The concrete is crumbling off the walls. The broken staircase leading to the roof is precarious in parts. The hallways are a haze of dust. The dining room resembles a Vietnam-era mess tent - dark, dingy and devoid of hot food found in the chow halls at big U.S. military bases.

The Marines sleep in proper rooms, but they are crowded - 10 to 12 guys on bunk beds.
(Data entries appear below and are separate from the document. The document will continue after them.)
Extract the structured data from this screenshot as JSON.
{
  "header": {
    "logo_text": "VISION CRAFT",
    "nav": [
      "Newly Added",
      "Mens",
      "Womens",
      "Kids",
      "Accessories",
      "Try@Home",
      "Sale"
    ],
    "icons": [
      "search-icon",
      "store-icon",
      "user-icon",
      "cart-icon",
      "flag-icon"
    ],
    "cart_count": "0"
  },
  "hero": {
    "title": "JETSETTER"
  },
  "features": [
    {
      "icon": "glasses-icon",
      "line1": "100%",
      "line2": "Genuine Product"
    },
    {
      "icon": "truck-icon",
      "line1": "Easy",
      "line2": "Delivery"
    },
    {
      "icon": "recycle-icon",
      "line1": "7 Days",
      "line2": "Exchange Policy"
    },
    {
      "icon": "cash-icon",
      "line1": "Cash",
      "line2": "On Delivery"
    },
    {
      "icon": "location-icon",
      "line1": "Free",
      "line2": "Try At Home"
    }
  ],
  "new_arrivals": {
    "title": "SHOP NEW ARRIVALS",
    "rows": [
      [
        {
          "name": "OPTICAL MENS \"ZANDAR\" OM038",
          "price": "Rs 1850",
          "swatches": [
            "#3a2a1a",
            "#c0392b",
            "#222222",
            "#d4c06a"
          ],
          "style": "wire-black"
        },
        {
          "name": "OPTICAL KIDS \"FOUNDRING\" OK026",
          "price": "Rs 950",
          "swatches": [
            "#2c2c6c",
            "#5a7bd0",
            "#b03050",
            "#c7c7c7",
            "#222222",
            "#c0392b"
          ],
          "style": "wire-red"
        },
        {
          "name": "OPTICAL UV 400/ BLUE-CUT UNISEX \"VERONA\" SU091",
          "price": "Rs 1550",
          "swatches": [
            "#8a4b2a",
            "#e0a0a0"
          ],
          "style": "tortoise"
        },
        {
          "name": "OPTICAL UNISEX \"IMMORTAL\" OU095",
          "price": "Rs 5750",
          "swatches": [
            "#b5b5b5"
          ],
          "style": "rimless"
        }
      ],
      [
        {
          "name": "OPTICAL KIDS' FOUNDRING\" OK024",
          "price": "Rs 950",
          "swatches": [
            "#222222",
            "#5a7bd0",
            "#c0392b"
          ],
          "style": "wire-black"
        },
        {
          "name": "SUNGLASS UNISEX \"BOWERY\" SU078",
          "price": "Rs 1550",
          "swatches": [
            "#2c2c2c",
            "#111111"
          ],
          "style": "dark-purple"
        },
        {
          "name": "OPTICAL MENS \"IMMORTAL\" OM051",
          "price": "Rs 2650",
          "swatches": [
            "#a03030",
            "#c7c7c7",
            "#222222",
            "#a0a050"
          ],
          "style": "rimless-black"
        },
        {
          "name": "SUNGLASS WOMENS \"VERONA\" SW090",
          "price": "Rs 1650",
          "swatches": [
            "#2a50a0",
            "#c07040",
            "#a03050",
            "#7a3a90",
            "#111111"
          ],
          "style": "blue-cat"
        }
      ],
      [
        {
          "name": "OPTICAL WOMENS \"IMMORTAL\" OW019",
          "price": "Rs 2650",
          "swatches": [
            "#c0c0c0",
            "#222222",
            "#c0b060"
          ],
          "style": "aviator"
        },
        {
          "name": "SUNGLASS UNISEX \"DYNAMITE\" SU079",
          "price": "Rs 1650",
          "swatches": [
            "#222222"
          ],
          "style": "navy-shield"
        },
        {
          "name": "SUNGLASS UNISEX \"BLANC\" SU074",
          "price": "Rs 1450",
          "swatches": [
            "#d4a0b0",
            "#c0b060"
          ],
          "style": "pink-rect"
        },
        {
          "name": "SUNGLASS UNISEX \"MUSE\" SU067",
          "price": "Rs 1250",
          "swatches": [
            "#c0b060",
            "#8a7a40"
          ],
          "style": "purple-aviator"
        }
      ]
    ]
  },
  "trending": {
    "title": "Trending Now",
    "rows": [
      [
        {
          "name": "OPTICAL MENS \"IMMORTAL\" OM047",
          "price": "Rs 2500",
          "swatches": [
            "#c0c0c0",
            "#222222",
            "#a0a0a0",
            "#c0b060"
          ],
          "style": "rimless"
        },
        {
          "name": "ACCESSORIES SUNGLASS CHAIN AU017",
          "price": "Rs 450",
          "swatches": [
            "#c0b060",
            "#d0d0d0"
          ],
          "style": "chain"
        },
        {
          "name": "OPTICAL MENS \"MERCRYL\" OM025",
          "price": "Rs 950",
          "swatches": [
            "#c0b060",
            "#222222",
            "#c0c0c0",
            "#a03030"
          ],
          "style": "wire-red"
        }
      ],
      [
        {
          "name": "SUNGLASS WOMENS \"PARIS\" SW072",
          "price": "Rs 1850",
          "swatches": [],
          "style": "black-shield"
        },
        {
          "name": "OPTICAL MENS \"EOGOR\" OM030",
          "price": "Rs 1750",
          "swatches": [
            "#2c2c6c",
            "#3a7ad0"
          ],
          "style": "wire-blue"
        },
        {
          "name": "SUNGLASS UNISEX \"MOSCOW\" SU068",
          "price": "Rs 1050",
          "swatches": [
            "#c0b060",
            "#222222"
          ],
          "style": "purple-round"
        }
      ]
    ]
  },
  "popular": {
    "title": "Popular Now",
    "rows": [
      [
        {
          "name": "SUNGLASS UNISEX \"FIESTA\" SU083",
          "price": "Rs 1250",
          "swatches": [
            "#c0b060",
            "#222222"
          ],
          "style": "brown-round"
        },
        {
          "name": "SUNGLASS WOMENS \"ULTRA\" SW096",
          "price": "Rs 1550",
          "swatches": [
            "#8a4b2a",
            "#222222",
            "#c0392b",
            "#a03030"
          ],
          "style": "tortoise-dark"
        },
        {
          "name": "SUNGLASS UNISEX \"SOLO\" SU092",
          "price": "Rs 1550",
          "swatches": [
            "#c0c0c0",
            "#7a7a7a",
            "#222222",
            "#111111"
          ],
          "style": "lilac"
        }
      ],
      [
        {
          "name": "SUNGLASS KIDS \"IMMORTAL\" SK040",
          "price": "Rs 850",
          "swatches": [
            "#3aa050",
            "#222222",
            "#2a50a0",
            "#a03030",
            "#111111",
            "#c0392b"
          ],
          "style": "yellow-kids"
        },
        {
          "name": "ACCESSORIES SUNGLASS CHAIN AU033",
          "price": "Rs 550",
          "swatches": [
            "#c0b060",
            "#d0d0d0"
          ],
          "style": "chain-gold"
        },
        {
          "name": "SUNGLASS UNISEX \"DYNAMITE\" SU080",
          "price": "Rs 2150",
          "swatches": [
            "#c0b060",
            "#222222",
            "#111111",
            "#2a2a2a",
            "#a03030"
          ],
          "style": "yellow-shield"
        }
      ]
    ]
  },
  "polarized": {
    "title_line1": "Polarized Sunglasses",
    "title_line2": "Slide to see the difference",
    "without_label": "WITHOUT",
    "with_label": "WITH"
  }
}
No room for footlockers or tables or anything, really, but you, your rucksack and a pillow.

There’s no running water in the building, which means no showers or bathrooms. There aren’t even port-a-johns here. The Marines use disposable WAG bags,” dry toilet waste bags with Pooh Powder that works sort of like kitty litter.

It’s down to the basics for the Marines and soldiers who occupy these security stations throughout Ramadi. But that’s how it should be, they say, when you are at war.

An Army platoon sergeant once described Baghdad’s sprawling Camp Victory complex — with amenities like beauty salons, Pizza Huts and a swimming pool — as Disneyland. He said infantrymen should live like the grunts that they are in a combat zone; that a place like Liberty gave Iraq a surreal quality.

Ramadi’s 17th Street security station never lets anyone forget that the war is here. And now.

NeSmith and Fort say the living conditions are rough but being in the thick of the battle helped them win the trust of the local people.

“It’s letting them know we’re here to help,” NeSmith says. “The people are beginning to stand up for themselves.”

NeSmith and Fort talk about home with each other to keep sane - boiled peanuts, hunting, the Braves.

Alpha Company has a handful of Georgians who bear the brunt of jokes sometimes from their fellow Yankee Marines.

NeSmith, for instance, has to suppress the urge to say, “y’all.”

Navy Hospital Corpsman Tristan McCauley of Riverdale shakes his head in disapproval.

“Somebody show Georgia some love,” says the medic attached to Alpha Company, “‘cause we don’t get enough of it here.

“Georgia - it’s the Empire State of the South.”

Louie Favorite / AJC
Medic Tristan McCauley, 22, in the room he shares at the 17th Street security station.